Other places on the 2021 list of Places in Peril include:
• Ashby Street Theatre in Atlanta, one of the city’s first theaters serving the African American community.
• Atlanta Eagle and Kodak buildings in Midtown Atlanta, originally built as expansive private homes in 1898 and 1905, respectively.
• Cherry Grove Schoolhouse in Wilkes County, a rare surviving example of an early 20th century rural African American school building.
• Cohutta African American Civil District in Whitfield County, consisting of three contiguous properties – two churches and a school.
• Downtown Toomsboro in Wilkinson County, an old whistle stop on the Central Georgia Railroad between Macon and Savannah.
• Kiah House Museum in Savannah, one of the first museums in Savannah started by African Americans in 1959, unoccupied for 20 years.

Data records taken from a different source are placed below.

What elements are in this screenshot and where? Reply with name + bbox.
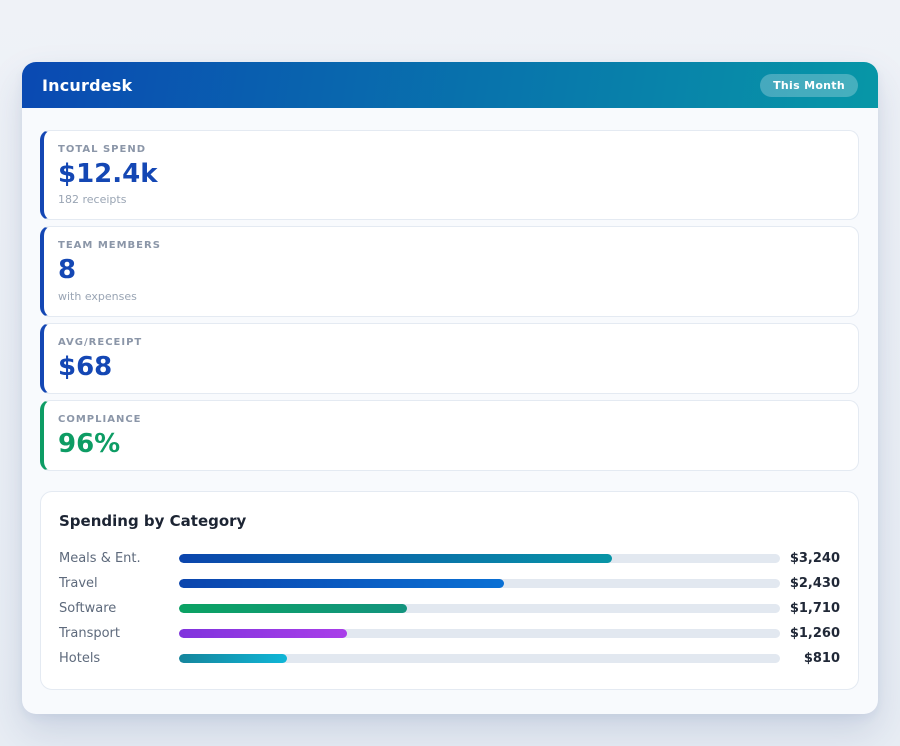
category-row-software: Software $1,710 [59,596,840,621]
category-bar-track [179,554,780,564]
category-bar-fill [179,629,348,639]
category-label: Hotels [59,651,101,667]
spending-by-category-card: Spending by Category Meals & Ent. $3,240… [40,491,859,691]
category-label: Transport [59,626,121,642]
category-bar-track [179,579,780,589]
category-value: $2,430 [789,576,840,592]
category-bar-track [179,604,780,614]
incurdesk-dashboard: Incurdesk This Month TOTAL SPEND $12.4k … [22,62,878,715]
category-row-hotels: Hotels $810 [59,646,840,671]
category-label: Meals & Ent. [59,551,141,567]
category-bar-fill [179,579,504,589]
category-label: Travel [59,576,98,592]
stat-subtext: 182 receipts [58,193,127,207]
stat-label: AVG/RECEIPT [58,336,143,348]
category-label: Software [59,601,117,617]
chart-title: Spending by Category [59,512,247,531]
category-value: $1,710 [789,601,840,617]
category-bar-track [179,629,780,639]
dashboard-content: TOTAL SPEND $12.4k 182 receipts TEAM MEM… [22,108,878,714]
category-row-meals: Meals & Ent. $3,240 [59,546,840,571]
stat-subtext: with expenses [58,289,137,303]
category-value: $1,260 [789,626,840,642]
stat-card-compliance: COMPLIANCE 96% [40,399,859,472]
stat-value: 8 [58,255,77,286]
stat-card-avg-receipt: AVG/RECEIPT $68 [40,322,859,394]
stat-value: $12.4k [58,159,158,189]
period-badge[interactable]: This Month [760,73,858,97]
stat-value: 96% [58,428,121,459]
category-bar-fill [179,604,408,614]
category-row-travel: Travel $2,430 [59,571,840,596]
category-bar-fill [179,554,612,564]
category-value: $810 [803,651,840,667]
category-bar-track [179,654,780,664]
stat-card-team-members: TEAM MEMBERS 8 with expenses [40,226,859,317]
category-bar-fill [179,654,288,664]
app-header: Incurdesk This Month [22,62,878,108]
stat-label: COMPLIANCE [58,413,142,425]
category-row-transport: Transport $1,260 [59,621,840,646]
category-value: $3,240 [789,551,840,567]
app-title: Incurdesk [42,75,133,95]
stat-value: $68 [58,351,113,382]
stat-label: TOTAL SPEND [58,144,146,155]
stat-label: TEAM MEMBERS [58,240,161,252]
stat-card-total-spend: TOTAL SPEND $12.4k 182 receipts [40,130,859,221]
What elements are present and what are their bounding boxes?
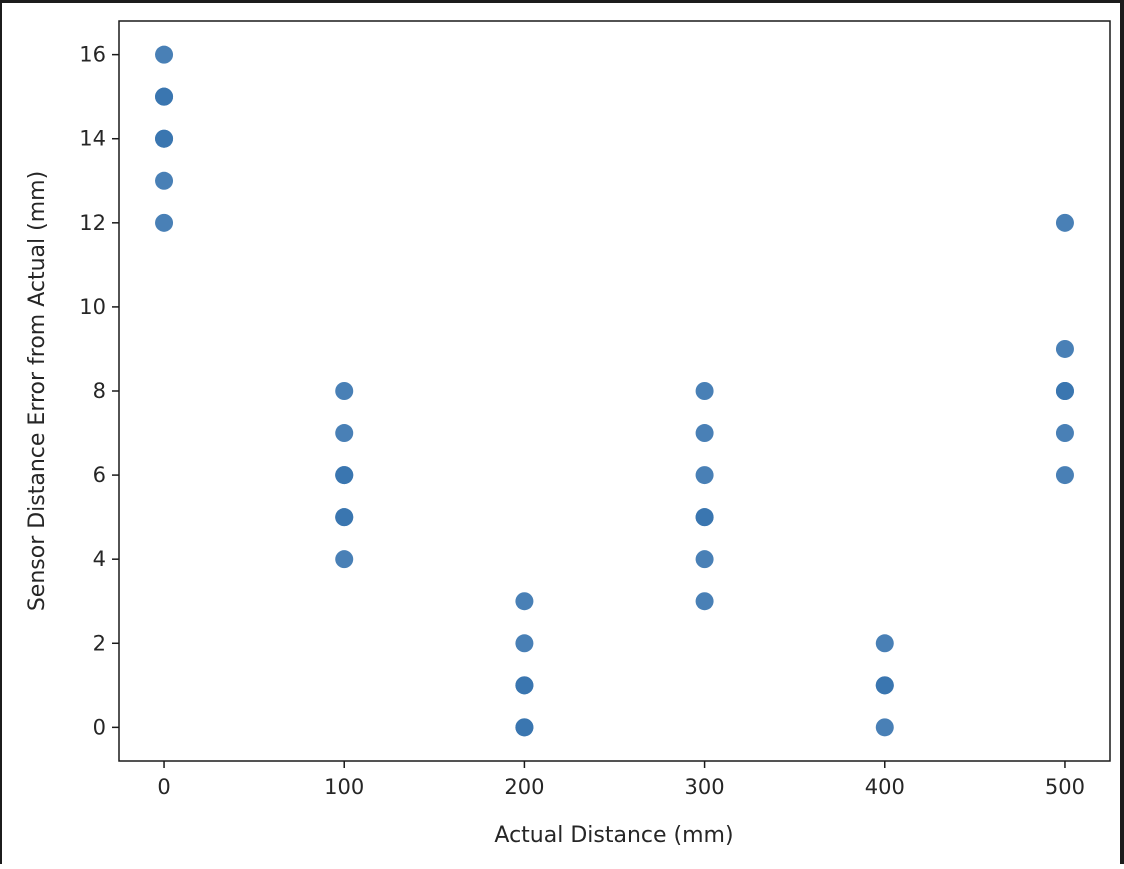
x-tick-label: 500 xyxy=(1045,775,1085,799)
scatter-point xyxy=(1055,466,1074,485)
scatter-point xyxy=(335,424,354,443)
scatter-point xyxy=(155,129,174,148)
scatter-point xyxy=(155,171,174,190)
scatter-point xyxy=(515,634,534,653)
y-axis-label: Sensor Distance Error from Actual (mm) xyxy=(25,171,50,611)
y-tick-label: 12 xyxy=(79,211,106,235)
scatter-point xyxy=(335,466,354,485)
scatter-point xyxy=(335,550,354,569)
y-tick-label: 16 xyxy=(79,43,106,67)
x-tick-label: 100 xyxy=(324,775,364,799)
y-tick-label: 4 xyxy=(93,547,106,571)
scatter-point xyxy=(695,466,714,485)
scatter-point xyxy=(1055,424,1074,443)
scatter-point xyxy=(155,45,174,64)
x-tick-label: 300 xyxy=(685,775,725,799)
x-tick-label: 0 xyxy=(157,775,170,799)
scatter-point xyxy=(695,550,714,569)
scatter-point xyxy=(155,213,174,232)
scatter-point xyxy=(875,718,894,737)
scatter-point xyxy=(515,718,534,737)
scatter-point xyxy=(695,592,714,611)
x-tick-label: 200 xyxy=(504,775,544,799)
scatter-point xyxy=(515,676,534,695)
y-tick-label: 0 xyxy=(93,715,106,739)
scatter-point xyxy=(1055,382,1074,400)
y-tick-label: 10 xyxy=(79,295,106,319)
scatter-point xyxy=(155,87,174,106)
scatter-point xyxy=(515,592,534,611)
scatter-point xyxy=(875,676,894,695)
x-axis-ticks: 0 100 200 300 400 500 xyxy=(157,761,1085,799)
y-tick-label: 8 xyxy=(93,379,106,403)
y-tick-label: 14 xyxy=(79,127,106,151)
window-edge-right xyxy=(1120,0,1124,864)
data-points xyxy=(155,45,1074,737)
y-axis-ticks: 0 2 4 6 8 10 12 14 16 xyxy=(79,43,119,739)
scatter-point xyxy=(695,508,714,527)
window-edge-top xyxy=(0,0,1124,3)
scatter-point xyxy=(695,424,714,443)
x-tick-label: 400 xyxy=(865,775,905,799)
plot-area xyxy=(118,20,1111,762)
scatter-point xyxy=(1055,339,1074,358)
scatter-point xyxy=(695,382,714,400)
scatter-point xyxy=(335,508,354,527)
y-tick-label: 6 xyxy=(93,463,106,487)
window-edge-left xyxy=(0,0,2,864)
y-tick-label: 2 xyxy=(93,631,106,655)
scatter-point xyxy=(1055,213,1074,232)
x-axis-label: Actual Distance (mm) xyxy=(494,823,733,848)
scatter-point xyxy=(335,382,354,400)
scatter-point xyxy=(875,634,894,653)
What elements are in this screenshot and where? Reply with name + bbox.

• Old Monticello United Methodist Church, built in 1895 and listed on the National Register of Historic Places.
• Terrell County Courthouse, built in 1892 and listed on the National Register of Historic Places, one of the tallest historic courthouses in Georgia.
• Vineville Avenue Corridor in Macon, three-block historic residential district threatened by commercial development.
The Georgia Trust for Historic Preservation’s 2021 list of Place in Peril is the nonprofit’s 16th annual announcement. The list has a track record of getting results. Historic Griffin City Hall was fully rehabilitated this year after appearing on the list, while the Central State Hospital Depot in Milledgeville received a grant that will go toward a rehabilitation project.
About the Georgia Trust for Historic Preservation: Founded in 1973, the Georgia Trust for Historic Preservation is one of the country’s leading statewide, nonprofit preservation organizations. The Trust works for the preservation and revitalization of Georgia’s diverse historic resources and advocates their appreciation, protection and use.
Dave Williams of Capitol Beat News Service contributed to this report.